The special bond I have with Ellen transcends her passing. We made a shidduch together. I brought the chosson, the groom, and she brought the kallah, the bride. We congratulated each other on a successful match! Like proud parents who "birthed" this couple, we "kvelled" and cried and took joy in the knowledge that our little plan to bring this couple together was going to produce a rippling effect far into the future.

Little did I know that my first Torah lesson with Ellen was going to be a journey of many lessons with many twists. I will miss Ellen so very much. I will miss our friendship, our talks, her energy, her wisdom, her sense of humor, our sharing, her unselfish kindness and endless giving and her ability to make you feel that you aren't alone in your heartache and pain.

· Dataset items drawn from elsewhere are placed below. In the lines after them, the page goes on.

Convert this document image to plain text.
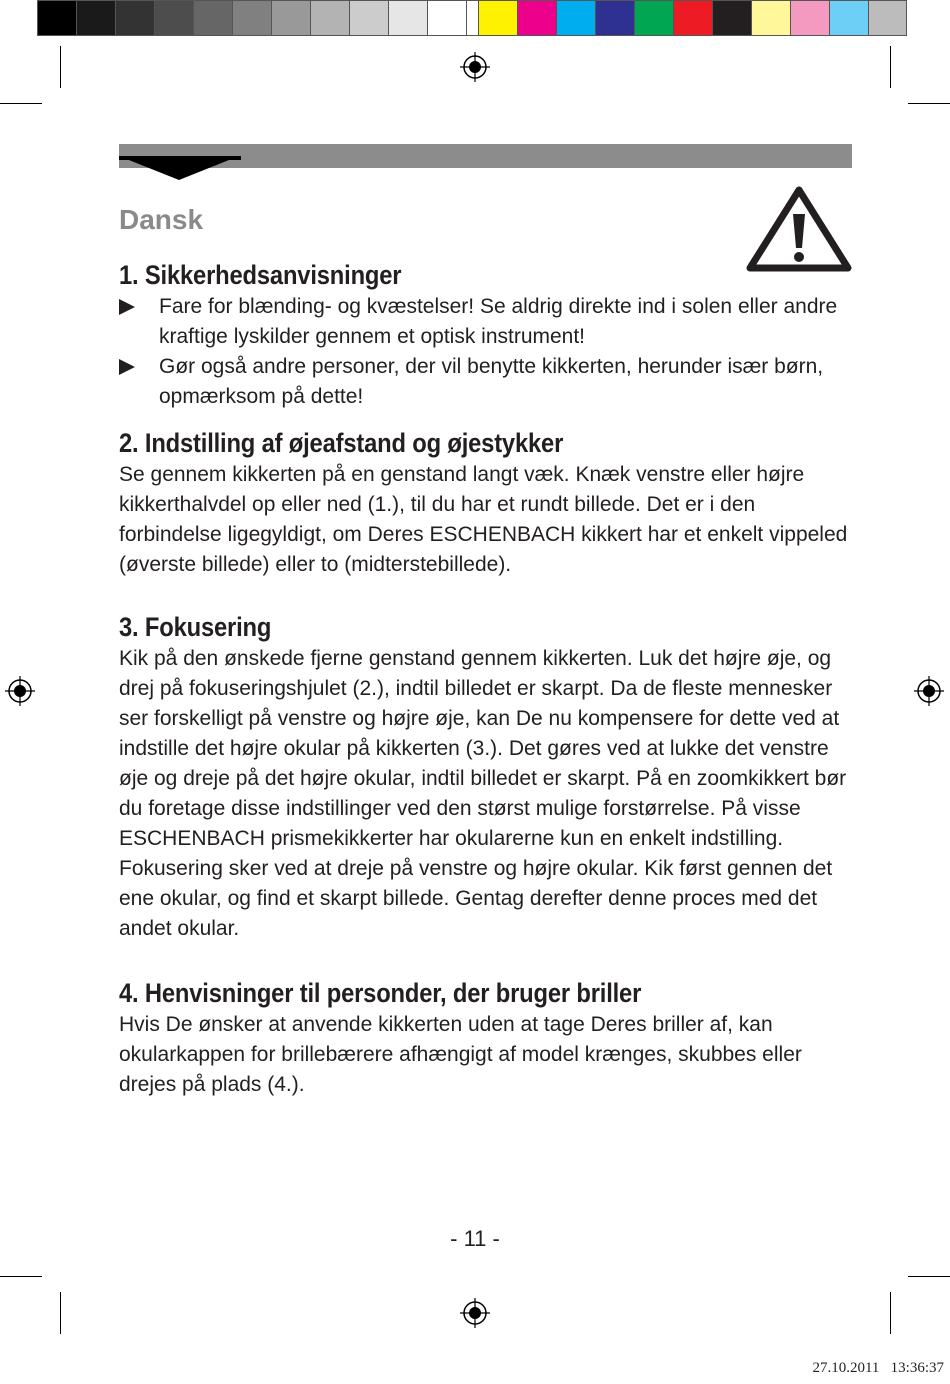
Dansk
1. Sikkerhedsanvisninger
Fare for blænding- og kvæstelser! Se aldrig direkte ind i solen eller andre kraftige lyskilder gennem et optisk instrument!
Gør også andre personer, der vil benytte kikkerten, herunder især børn, opmærksom på dette!
2. Indstilling af øjeafstand og øjestykker

Se gennem kikkerten på en genstand langt væk. Knæk venstre eller højre kikkerthalvdel op eller ned (1.), til du har et rundt billede. Det er i den forbindelse ligegyldigt, om Deres ESCHENBACH kikkert har et enkelt vippeled (øverste billede) eller to (midterstebillede).

3. Fokusering

Kik på den ønskede fjerne genstand gennem kikkerten. Luk det højre øje, og drej på fokuseringshjulet (2.), indtil billedet er skarpt. Da de fleste mennesker ser forskelligt på venstre og højre øje, kan De nu kompensere for dette ved at indstille det højre okular på kikkerten (3.). Det gøres ved at lukke det venstre øje og dreje på det højre okular, indtil billedet er skarpt. På en zoomkikkert bør du foretage disse indstillinger ved den størst mulige forstørrelse. På visse ESCHENBACH prismekikkerter har okularerne kun en enkelt indstilling. Fokusering sker ved at dreje på venstre og højre okular. Kik først gennen det ene okular, og find et skarpt billede. Gentag derefter denne proces med det andet okular.

4. Henvisninger til personder, der bruger briller

Hvis De ønsker at anvende kikkerten uden at tage Deres briller af, kan okularkappen for brillebærere afhængigt af model krænges, skubbes eller drejes på plads (4.).

- 11 -
27.10.2011   13:36:37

Ellen is at peace now in God's embrace and Divine Light. Although her life was cut short I am comforted by the knowledge that the impact she's had on my life and on the lives of her family and friends will live on forever. It's not the years that count in knowing a person -- it's the quality of that time. With Ellen it was always the best.

That's the way it was with Ellen.

The day that I answered the phone and heard, “Hello, Chaiaaaaaaa…? This is Ellen. Aish gave me your number…” God blessed me and sent me an angel.

Ellen was my Partner in Torah, arranged by Aish.

But she was my friend, arranged by God.


*Partners in Torah is a project of Torah U'Mesorah.